Le harcèlement de rue est d’ailleurs, avec le viol, un des fruits les plus parfaits, les plus aboutis, de cette société sexiste. D’un côté les filles sont socialisées, dès leur plus jeune âge, à se comporter en princesses, à attendre le prince charmant («attendre»est ici un mot-clé), à bien se tenir, bien s’habiller, ne pas attirer le regard, parfois encore à servir les hommes, s’effacer pour eux.
Les filles sont socialisées aux jeux d’intérieur alors que les garçons sont invités à découvrir le monde extérieur, à faire du sport, à se salir, à être libre entièrement de leur corps. Le corps de la fille ne lui appartient déjà plus: afin de la protégér du grand méchant loup, les parents et l’école lui apprennent à se vêtir, à ne pas sortir tard non accompagnée, à ne pas trop boire.
Les garçons, eux, on ne leur apprend ni à se protéger (à l’exception du «N’accepte pas de bonbons des inconnus»), ni à agir de manière non dangereuse. Autorisés à être libres. Et ce, oui oui, indifféremment selon les groupes sociaux, ethniques, économiques.

La rue, territoire des hommes

Évidemment, aucune règle n’est immuable et surtout aucune fatalité ne plane sur nos têtes: dans tout cela on trouvera toujours des exceptions, des arrangements. Il ne faut pas ici chercher l’histoire individuelle mais le tempérament global de la société. Société qui, finalement, donne la rue comme territoire aux hommes.

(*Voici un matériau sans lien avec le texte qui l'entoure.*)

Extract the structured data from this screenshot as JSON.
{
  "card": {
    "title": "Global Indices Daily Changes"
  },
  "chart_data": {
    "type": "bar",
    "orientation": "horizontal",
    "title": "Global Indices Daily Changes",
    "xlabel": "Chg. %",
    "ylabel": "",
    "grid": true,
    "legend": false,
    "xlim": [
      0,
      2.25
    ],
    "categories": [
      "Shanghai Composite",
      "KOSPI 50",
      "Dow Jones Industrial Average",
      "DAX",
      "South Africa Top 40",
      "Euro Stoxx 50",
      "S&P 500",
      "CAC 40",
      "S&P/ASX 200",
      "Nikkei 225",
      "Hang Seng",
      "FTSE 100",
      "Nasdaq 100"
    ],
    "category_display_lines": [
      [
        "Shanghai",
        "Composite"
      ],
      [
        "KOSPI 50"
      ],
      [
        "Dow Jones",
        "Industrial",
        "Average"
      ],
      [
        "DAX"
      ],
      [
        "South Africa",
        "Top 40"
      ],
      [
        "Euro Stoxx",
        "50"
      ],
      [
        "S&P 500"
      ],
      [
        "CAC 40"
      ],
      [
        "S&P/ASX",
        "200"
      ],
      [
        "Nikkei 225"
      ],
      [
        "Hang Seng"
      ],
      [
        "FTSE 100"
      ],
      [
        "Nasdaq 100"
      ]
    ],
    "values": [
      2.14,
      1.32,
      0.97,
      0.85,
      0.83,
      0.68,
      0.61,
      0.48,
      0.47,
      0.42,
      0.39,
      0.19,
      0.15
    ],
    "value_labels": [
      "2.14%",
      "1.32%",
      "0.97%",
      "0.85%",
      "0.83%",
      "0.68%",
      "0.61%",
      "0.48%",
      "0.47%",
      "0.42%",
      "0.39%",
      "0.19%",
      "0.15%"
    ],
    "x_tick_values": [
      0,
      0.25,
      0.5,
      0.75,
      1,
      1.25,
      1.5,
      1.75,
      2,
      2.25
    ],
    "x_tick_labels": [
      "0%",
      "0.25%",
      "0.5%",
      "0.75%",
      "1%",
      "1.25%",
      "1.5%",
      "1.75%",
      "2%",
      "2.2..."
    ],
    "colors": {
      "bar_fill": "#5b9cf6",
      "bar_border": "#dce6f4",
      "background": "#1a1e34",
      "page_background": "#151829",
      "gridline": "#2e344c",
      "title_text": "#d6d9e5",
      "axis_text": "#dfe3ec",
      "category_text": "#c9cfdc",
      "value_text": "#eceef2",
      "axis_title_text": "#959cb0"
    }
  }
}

Alors, est-ce étonnant que les femmes, qui viennent envahir ce territoire, se fassent harceler? Et alors, si on te demande une pipe dans la rue, qu’est-ce que tu y faisais, toute seule, avec un pantalon (UN PANTALON!!), et ton regard de salope! Tu l’as bien mérité!
Comme avec le viol, on retrouve encore cette culpabilisation des femmes, au détriment de celle des hommes: la finalité de l’histoire, c’est que les jupes, les débardeurs, le maquillage, les cheveux, les sourires, tout … disparaisse. Que d’ailleurs les femmes ne sortent plus de chez elles, tiens! Cela me rappelle une histoire relatée par Virginie Despentes dans King Kong Théorie:
«Été 2005, Philadelphie, je suis en face de Camille Paglia, on fait une interview pour un documentaire. Je hoche la tête avec enthousiasme en écoutant ce qu’elle dit. “Dans les années 60, sur les campus, les filles étaient enfermées dans les dortoirs à dix heures du soir, alors que les garçons faisaient ce qu’ils voulaient. Nous avons demandé “pourquoi cette différence de traitement?” on nous a expliqué “parce que le monde est dangereux, vous risquez de vous faire violer”, nous avons répondu “alors donnez-nous le droit de risquer d’être violées.»
Est-ce que le harcèlement de rue est une fatalité? Est-ce que tous les hommes, partout…? Eh bien non: selon les époques, selon les endroits du monde, les femmes sont plus ou moins prises en compte. Et on l’a toutes vécu: lors d’une escapade à l’étranger, découvrir l’étrange silence (ou le brouhaha, au contraire) quand on se promène dans la rue: oui, il arrive que, dans des grandes villes, même dans les quartiers «populaires», même face à des hommes «d’origine étrangère», on ne se fasse pas traiter comme un bout de viande.
Ah oui: le respect, ça existe. Et surtout: ça s’apprend. Alors que le législateur s’empare de la question pour faire une loi: oui, merci! Parce que c’est par la reconnaissance que l’on passera pour déculpabiliser et se réapproprier l’espace public.